Sometimes I wonder if the problems at Greater Kensington run deeper. The string bands draw their members and spirit from the city’s neighborhoods, but are those communities holding together or are they fraying? What if people leave the hood, scatter to the suburbs, and simply watch the parade on TV? Where does that leave the bands? Some still have plenty of great musicians, but others don’t.
Not that I can lecture anyone for moving away, now that I live 300-plus miles from home in a state where most people have never heard of the Mummers.
As I talk to Bob, John wanders over. “It’s cold out here,” I say, stating the obvious. “Yeah,” he says. Bob and John start reminiscing about the band’s glory years. Back in 2001, John says, Greater Kensington finished second, just a half point out of first place. “We should have won it that year,” he says. This year, there is no talk of winning. Out of the 18 clubs, the band will probably finish in the bottom third.

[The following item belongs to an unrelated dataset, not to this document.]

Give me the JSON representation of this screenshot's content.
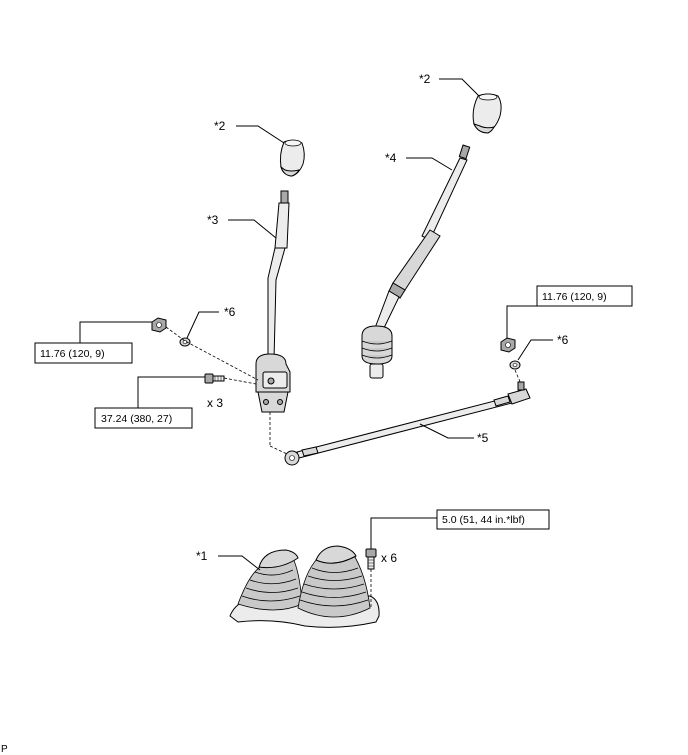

Still, Greater Kensington is full of true believers, people willing to rehearse for hours under a freeway on a wet day. I finally can stand only so much cold, and with my time in Philly growing short, I say goodbye to John. I’m not sure when I’ll see him again. I’m not sure when I’ll see Greater Kensington perform again either, but as I walk to my car a block or two away, the sound of the saxophones trails after me.